The BBC has said it will axe late-night politics show This Week after host Andrew Neil revealed he would be leaving the programme.
The Thursday night BBC One show will end after its current run in July, the corporation has confirmed in tweets sent out late last night.
Spectator chairman Neil has hosted the light-hearted show since it first aired in 2003, with ex-Tory MP Michael Portillo and Shadow Home Secretary Diane Abbott on as regular guests.
BBC director of news Fran Unsworth said: “We couldn’t imagine This Week without the inimitable Andrew Neil, one of Britain’s best political interviewers.
“After 16 years, Andrew is bowing out of late-night presenting on the show, at the top of his game.”
Unsworth said Neil would continue to host Politics Live every Thursday and that the BBC looked “forward to developing future projects with him”.
BBC live political programmes editor Rob Burley tweeted: “Sad news. End of an era. This Week has been part of Thursday nights for forever and late night with Andrew, Michael and the rest will be sorely missed.”
The cancellation of This Week comes after it was revealed that the BBC plans to cut News at Ten by 10 minutes to make way for “youth” content from BBC Three online and reduce overlap with Newsnight on BBC Two.
The BBC has not revealed what will replace This Week, which airs after Question Time at 11.35pm.
The axing of This Week follows an overhaul of live political programming at the corporation last summer. The hour-long Daily Politics show has been replaced with 45-minute political panel show Politics Live.
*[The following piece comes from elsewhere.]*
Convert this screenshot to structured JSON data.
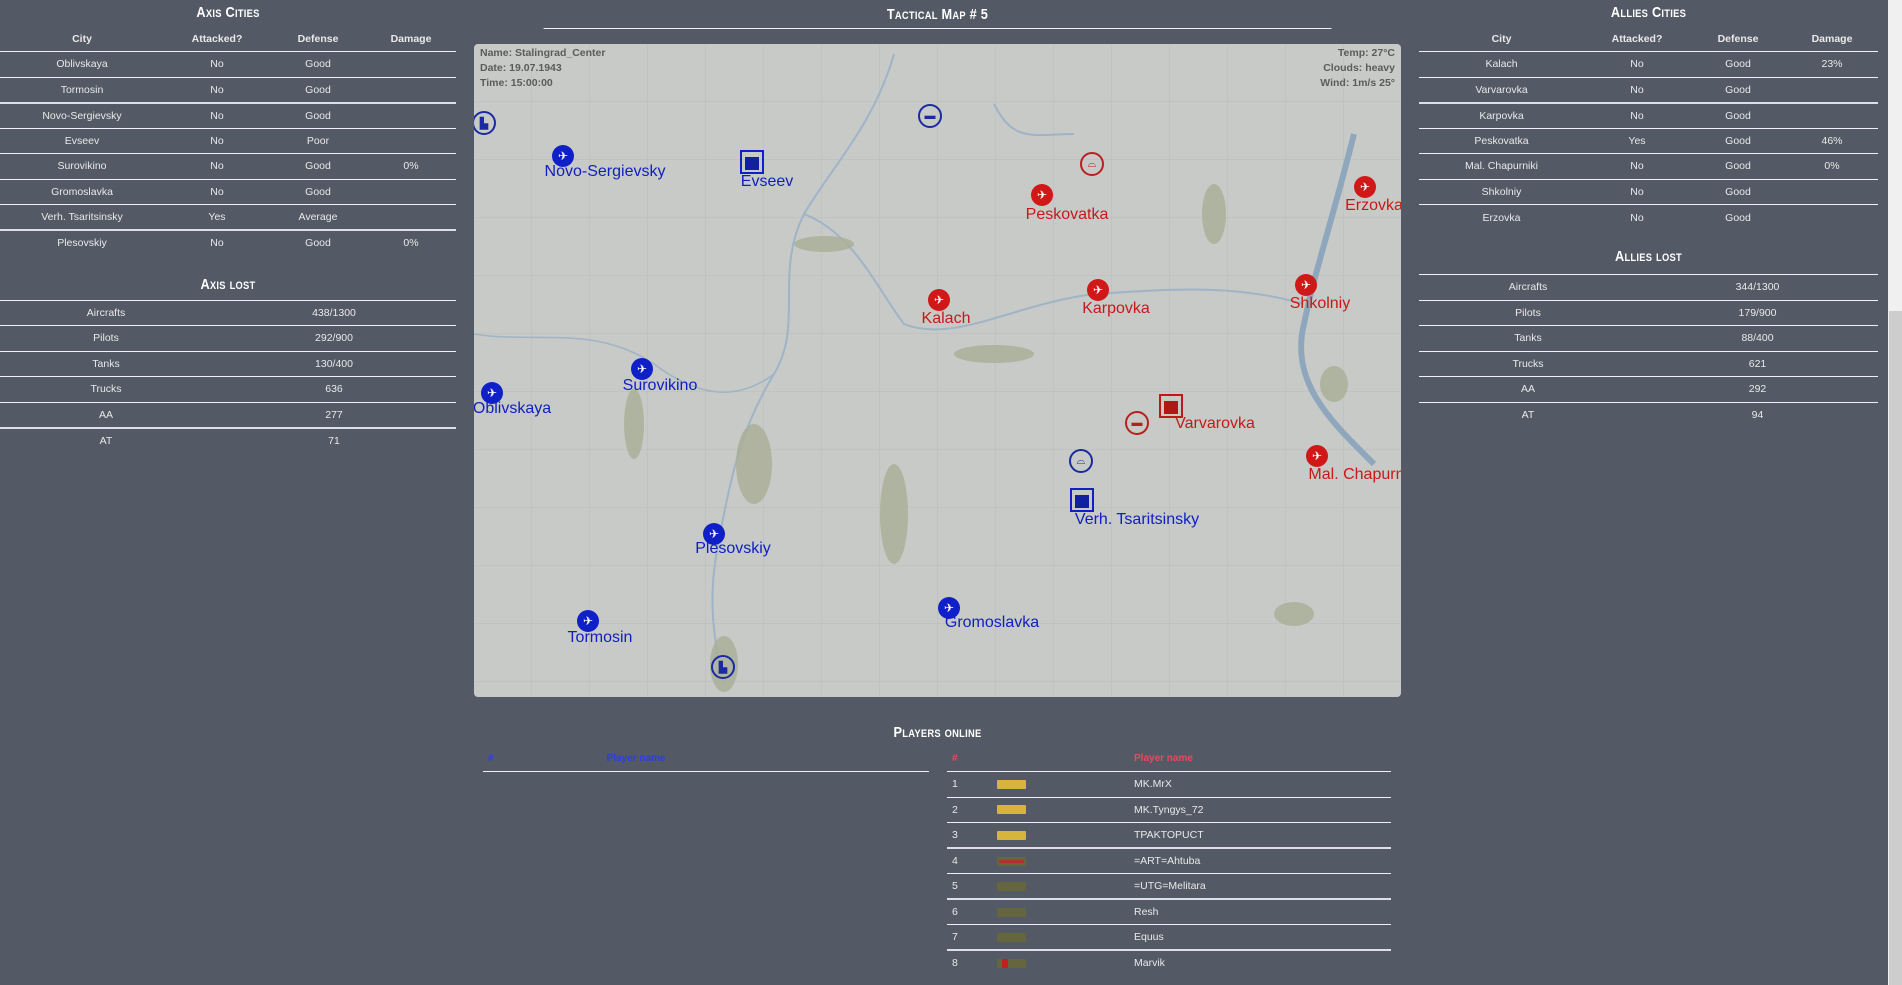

Sunday Politics has also been cut down and now airs as a half-hour regional programme after The Andrew Marr Show. The changes resulted in 23 roles being made redundant with £1.9m in cost savings.
BBC News must find £80m in annual savings by 2019/2020.
BBC One and Two are required by Royal Charter to broadcast at least 450 hours of current affairs programming between them in the course of a calendar year.